Niabi Taught Tough Lesson In Accountability
When you're in the business of serving people, consistent service that goes unnoticed is usually its own reward. That's because just one oversight can create a mess even those in the business of cleaning up after animals might find daunting.
I've been watching the Niabi Zoo make mistake after mistake, first by removing memorials placed by the zoo around the property without notifying the families affected, then by trying to excuse their behavior which is, in a word, inexcusable.
The Zoo Director, Lee Jackson, has the honor of mopping up these discarded memories. And understandably, the families are feeling betrayed by the promise of Niabi Zoo that their loved ones memories would be honored. But it's a mess he made himself by removing the plaques without notification. He then tried to make less of the feelings of the people most affected by insisting that a Memorial Garden was part of some "Master Plan" and already in the works. That may be the case now, but it sure didn't seem like it when he said it. In coverage by WQAD and the Quad-City Times, Jackson is quoted saying, "We had a plan, we just didn't communicate it. The mistake was in communication."
Ouch--Don't try to minimize someone's concern. It clearly wasn't a 'Communication problem' as Jackson hoped. It was an accountability problem. It seems as the story developed, the real problem did surface; that Jackson didn't want to carry on a project that was started before his tenure.
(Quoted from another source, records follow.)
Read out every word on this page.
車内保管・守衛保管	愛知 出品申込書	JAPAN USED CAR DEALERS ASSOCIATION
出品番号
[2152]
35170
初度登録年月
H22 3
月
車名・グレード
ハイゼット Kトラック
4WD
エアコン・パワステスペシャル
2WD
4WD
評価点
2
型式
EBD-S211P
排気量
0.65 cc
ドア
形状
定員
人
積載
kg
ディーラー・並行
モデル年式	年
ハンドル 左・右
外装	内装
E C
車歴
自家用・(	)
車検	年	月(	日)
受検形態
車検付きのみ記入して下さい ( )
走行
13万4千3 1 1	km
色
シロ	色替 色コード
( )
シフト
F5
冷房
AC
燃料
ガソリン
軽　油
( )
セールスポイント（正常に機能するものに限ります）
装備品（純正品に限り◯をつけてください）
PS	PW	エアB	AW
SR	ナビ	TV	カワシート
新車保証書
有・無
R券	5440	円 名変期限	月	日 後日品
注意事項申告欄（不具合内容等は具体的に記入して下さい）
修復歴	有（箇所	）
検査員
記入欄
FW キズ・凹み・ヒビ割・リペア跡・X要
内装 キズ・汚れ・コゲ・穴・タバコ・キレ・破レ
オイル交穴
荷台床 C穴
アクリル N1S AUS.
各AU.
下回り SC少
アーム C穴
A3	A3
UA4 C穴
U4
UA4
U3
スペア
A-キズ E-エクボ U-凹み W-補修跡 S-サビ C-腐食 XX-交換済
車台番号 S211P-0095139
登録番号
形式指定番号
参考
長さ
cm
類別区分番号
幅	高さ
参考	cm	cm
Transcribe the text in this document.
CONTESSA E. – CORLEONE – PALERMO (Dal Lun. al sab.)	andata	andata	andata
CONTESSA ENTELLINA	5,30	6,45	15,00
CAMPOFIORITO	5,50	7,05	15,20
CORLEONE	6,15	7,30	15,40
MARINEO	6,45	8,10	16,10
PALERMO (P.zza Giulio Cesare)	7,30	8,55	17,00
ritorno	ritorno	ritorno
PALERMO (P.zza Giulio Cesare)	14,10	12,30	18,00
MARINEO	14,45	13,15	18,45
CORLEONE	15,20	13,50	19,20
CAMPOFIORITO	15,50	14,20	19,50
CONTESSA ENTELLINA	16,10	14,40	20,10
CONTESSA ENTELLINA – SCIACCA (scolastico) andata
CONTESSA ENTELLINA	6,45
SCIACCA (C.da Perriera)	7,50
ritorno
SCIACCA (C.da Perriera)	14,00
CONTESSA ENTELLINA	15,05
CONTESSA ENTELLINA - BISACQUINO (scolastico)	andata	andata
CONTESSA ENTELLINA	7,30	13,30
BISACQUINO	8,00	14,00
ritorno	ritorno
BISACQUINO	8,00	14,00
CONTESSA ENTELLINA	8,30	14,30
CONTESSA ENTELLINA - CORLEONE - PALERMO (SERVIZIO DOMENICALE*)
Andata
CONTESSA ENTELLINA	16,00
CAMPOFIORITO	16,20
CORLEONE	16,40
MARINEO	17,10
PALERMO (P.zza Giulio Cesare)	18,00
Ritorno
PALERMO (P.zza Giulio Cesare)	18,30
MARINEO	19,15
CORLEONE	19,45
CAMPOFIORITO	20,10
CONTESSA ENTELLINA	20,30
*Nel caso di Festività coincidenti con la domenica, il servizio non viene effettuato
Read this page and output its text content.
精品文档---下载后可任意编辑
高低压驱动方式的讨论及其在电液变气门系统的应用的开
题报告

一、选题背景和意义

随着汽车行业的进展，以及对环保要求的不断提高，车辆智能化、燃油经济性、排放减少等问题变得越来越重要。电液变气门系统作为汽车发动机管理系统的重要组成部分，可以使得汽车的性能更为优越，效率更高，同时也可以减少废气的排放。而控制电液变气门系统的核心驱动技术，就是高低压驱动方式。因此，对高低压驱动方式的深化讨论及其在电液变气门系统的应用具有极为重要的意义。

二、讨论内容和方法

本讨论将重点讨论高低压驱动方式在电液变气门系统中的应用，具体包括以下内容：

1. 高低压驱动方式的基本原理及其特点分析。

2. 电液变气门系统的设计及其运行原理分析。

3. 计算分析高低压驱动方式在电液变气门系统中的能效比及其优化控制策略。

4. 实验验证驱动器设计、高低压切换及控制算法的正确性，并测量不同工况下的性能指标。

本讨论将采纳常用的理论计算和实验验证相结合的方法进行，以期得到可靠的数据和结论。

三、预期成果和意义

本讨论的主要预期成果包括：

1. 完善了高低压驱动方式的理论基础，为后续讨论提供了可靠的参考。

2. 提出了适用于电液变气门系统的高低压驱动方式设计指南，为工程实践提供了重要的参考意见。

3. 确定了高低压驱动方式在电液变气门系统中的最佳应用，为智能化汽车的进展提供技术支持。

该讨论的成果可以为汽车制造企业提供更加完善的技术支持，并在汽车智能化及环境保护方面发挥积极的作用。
Later in the Times article, Jackson admitted that no plan for a memorial garden existed when the removal of memorial plaques started. "We figured we'd have it resolved before it became an issue. We wanted to do something nice; in a centralized location. It just wasn't done right, and I take full responsibility for that."
Taking full responsibility, and regretting behavior is not apologizing. And by not apologizing, Jackson hasn't acknowledged the emotion and effort that goes into choosing the perfect place for your loved one.
Everybody makes mistakes. This will only get better when the memorial garden is completed, and a full apology is given to the families. The handling of this smells worse than a hot day in the monkey house.